By Karen E. Klein
Q: Sales have doubled in the year since my wife and I purchased our coffee shop, but we still have not seen a profit. I have heard that it takes a restaurant two or three years to become profitable, but I don't think we can hold out that long. What can we do to become profitable now? How can I find a local restaurant consultant? How much would one charge?
---- D.C., Milwaukee
A: It sounds like you are laboring under misconceptions and operating without the benefit of good financial information about your business. First off, you've heard wrong: There's no consensus about how long it takes a restaurant to become profitable. Some eateries make money right off the bat, experts say, while plenty of others never get out of the red. In fact, figures compiled by the National Restaurant Assn. show that 80% of all new, independent restaurants fail within their first two years.

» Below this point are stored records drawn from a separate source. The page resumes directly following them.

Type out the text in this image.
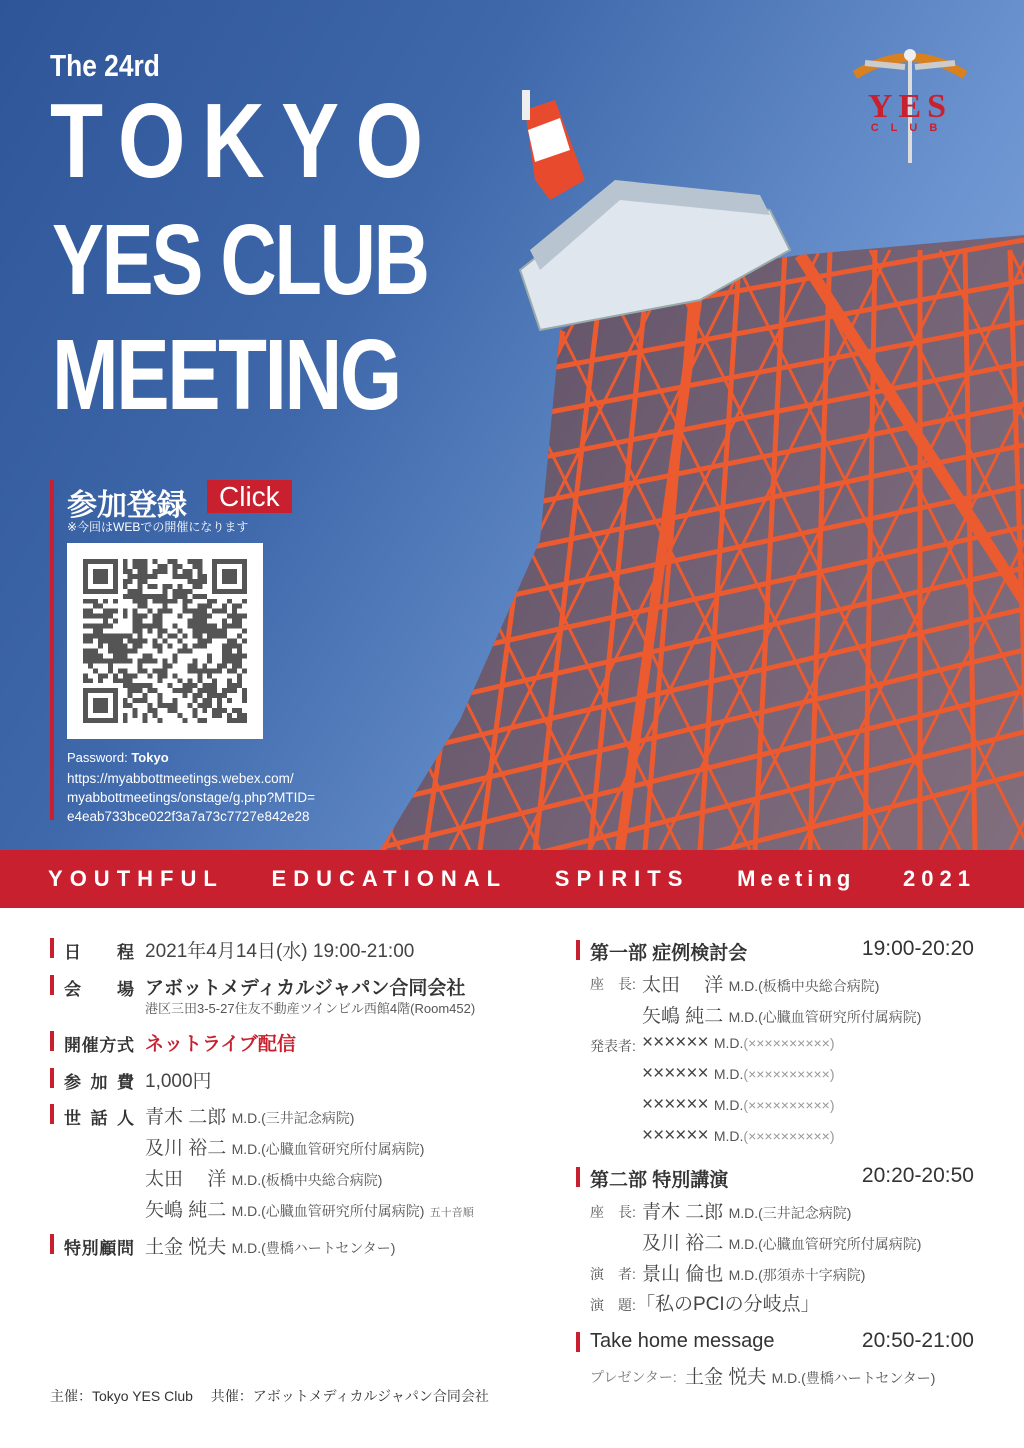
The 24rd
TOKYO
YES CLUB
MEETING
参加登録	Click
※今回はWEBでの開催になります
Password: Tokyo
https://myabbottmeetings.webex.com/
myabbottmeetings/onstage/g.php?MTID=
e4eab733bce022f3a7a73c7727e842e28
YES
CLUB
YOUTHFUL EDUCATIONAL SPIRITS Meeting 2021
日程 2021年4月14日(水) 19:00-21:00
会場 アボットメディカルジャパン合同会社
港区三田3-5-27住友不動産ツインビル西館4階(Room452)
開催方式 ネットライブ配信
参加費 1,000円
世話人 青木 二郎 M.D.(三井記念病院)
及川 裕二 M.D.(心臓血管研究所付属病院)
太田　 洋 M.D.(板橋中央総合病院)
矢嶋 純二 M.D.(心臓血管研究所付属病院) 五十音順
特別顧問 土金 悦夫 M.D.(豊橋ハートセンター)
第一部 症例検討会	19:00-20:20
座　長: 太田　 洋 M.D.(板橋中央総合病院)
矢嶋 純二 M.D.(心臓血管研究所付属病院)
発表者: ×××××× M.D.(××××××××××)
×××××× M.D.(××××××××××)
×××××× M.D.(××××××××××)
×××××× M.D.(××××××××××)
第二部 特別講演	20:20-20:50
座　長: 青木 二郎 M.D.(三井記念病院)
及川 裕二 M.D.(心臓血管研究所付属病院)
演　者: 景山 倫也 M.D.(那須赤十字病院)
演　題: 「私のPCIの分岐点」
Take home message	20:50-21:00
プレゼンター: 土金 悦夫 M.D.(豊橋ハートセンター)
主催：Tokyo YES Club　 共催：アボットメディカルジャパン合同会社
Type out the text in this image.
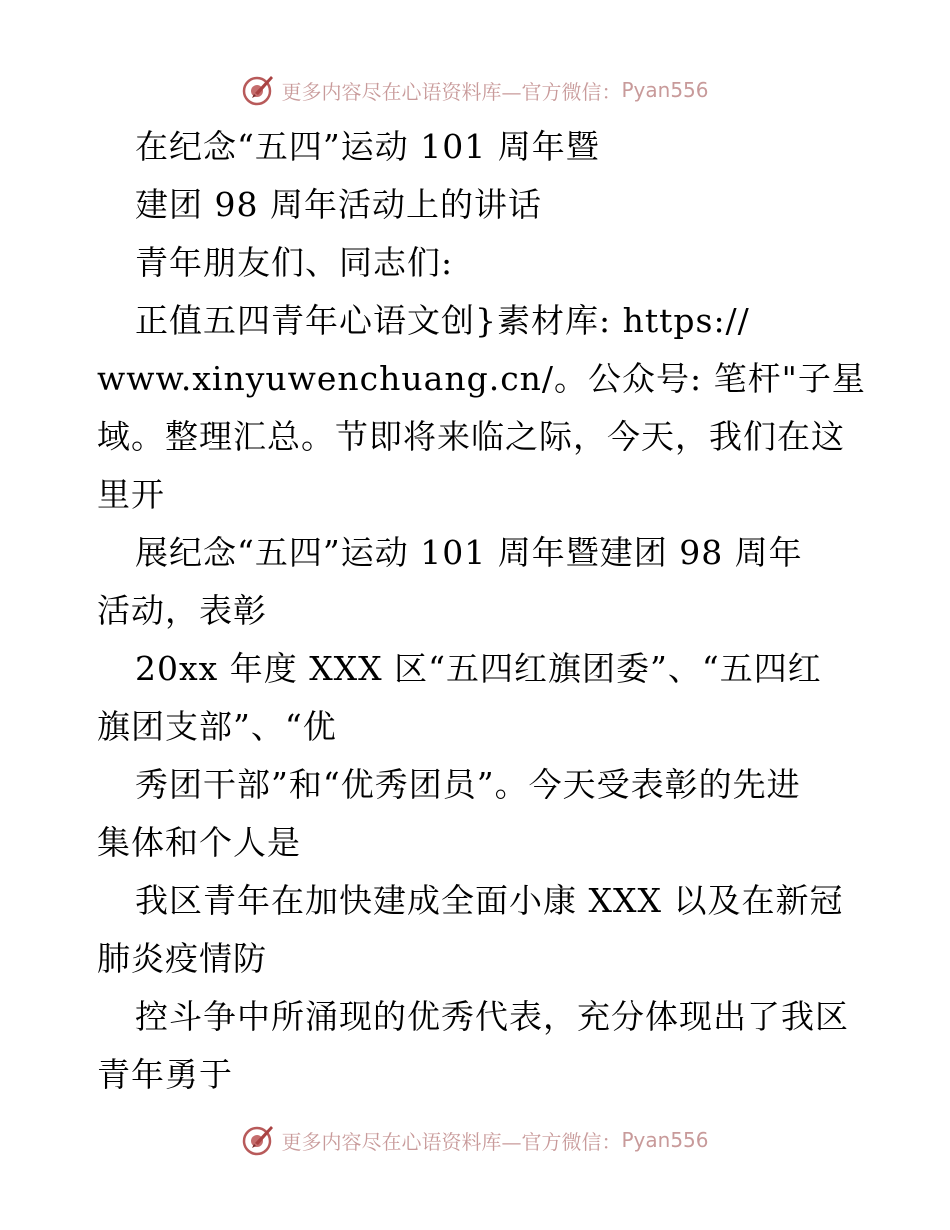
更多内容尽在心语资料库—官方微信： Pyan556
在纪念“五四”运动 101 周年暨
建团 98 周年活动上的讲话
青年朋友们、同志们:
正值五四青年心语文创}素材库: https://
www.xinyuwenchuang.cn/。公众号: 笔杆"子星
域。整理汇总。节即将来临之际，今天，我们在这
里开
展纪念“五四”运动 101 周年暨建团 98 周年
活动，表彰
20xx 年度 XXX 区“五四红旗团委”、“五四红
旗团支部”、“优
秀团干部”和“优秀团员”。今天受表彰的先进
集体和个人是
我区青年在加快建成全面小康 XXX 以及在新冠
肺炎疫情防
控斗争中所涌现的优秀代表，充分体现出了我区
青年勇于
更多内容尽在心语资料库—官方微信： Pyan556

Do you have an accountant? If so, ask for monthly financial statements -- or learn to compile them yourself. The monthly profit-and-loss/income statements and cash-flow sheets will show where your establishment is running into trouble, says Ray Coen, a Los Angeles-based restaurant consultant. "If you don't know how to judge what is keeping you from being profitable," Coen notes, "then you don't know what you should do to fix the problem."
Studying your financial situation for a few months will show whether sales are too low or costs too high. If sales have doubled since your purchase and you're still not turning a profit, your problem may indeed be out-of-control expenses. If so, concentrate on bringing those costs down. "Sales will cure many evils, but eventually, you need to make sure that some of the money makes it to the bottom line," says Chuck Gohn, a Beaverton (Ore.)-based restaurant consultant.
How do your monthly expenses compare with the costs that the previous owners incurred? You should have had access to their financial statements before you bought the business. If you had to renegotiate the lease on your coffee shop, perhaps the increase in your occupancy cost -- rent and utilities -- has nullified the sales increase you've been able to achieve. Or maybe your food and labor costs are too high, making it impossible to turn a profit on increased sales unless you hike prices as well.
Arlene Spiegel, a food and beverage consultant at PricewaterhouseCoopers in New York City, suggests that you may be able to cut expenses by redesigning your coffee shop to encourage self-serve, thus lowering labor costs. Also, you might consider reducing the salaries you are paying yourself and your managers. You can further cut labor costs by graphing periods of slow and peak business to identify staffing inefficiencies, Gohn suggests. Another possibility: Renegotiate your credit-card fees and, if possible, your rent. Make sure your pricing is adequate by putting together a recipe cost sheet, which will list the exact overhead on every drink and food item you sell, and look at getting your suppliers to donate or participate in menu costs in exchange for advertising.
By tackling the problem from the revenue side, Spiegel says you may be able to increase customer spending per transaction by offering additional menu items, increasing impulse buying by retailing packaged goods, and boosting loyalty and revenues through the development of a membership club. Spiegel also says you should consider hosting special events with a food-service component, changing your hours of operation, forming strategic alliances with delivery services and related local merchants, and developing a strategic marketing plan.
Finally, you may want to look critically at the problem of internal controls in your restaurant. Employee-related theft, for example, "accounts for over 48% of restaurant failures," Gohn warns. In a coffee shop, where the person handling the cash often makes and serves the product as well, the risk of fraud is especially high. Many coffee and donut shops reduce employee temptation by posting a sign informing customers that the tab is on the house if they don't get a receipt. You may also want to consider counting paper cups before and after each shift. The number used will help to determine sales per shift, allowing you to compare actual cash-register totals with the predicted take.
As for bringing in consultants, experts don't see that as a cost-effective move until you have complete financial records at your disposal. Once you have a handle on your monthly revenues and expenses, you should be able to find a good consultant who can analyze the data. Gerald Breitbart, a Los Angeles restaurant consultant, suggests contacting the Wisconsin Restaurant Assn. "They will probably charge you somewhere between $100 to $150 per hour," he says, adding: "Look for someone who will give you a package price." You also may want to check with nearby community colleges that have restaurant-management or culinary programs: You may find some free advice from professors or students.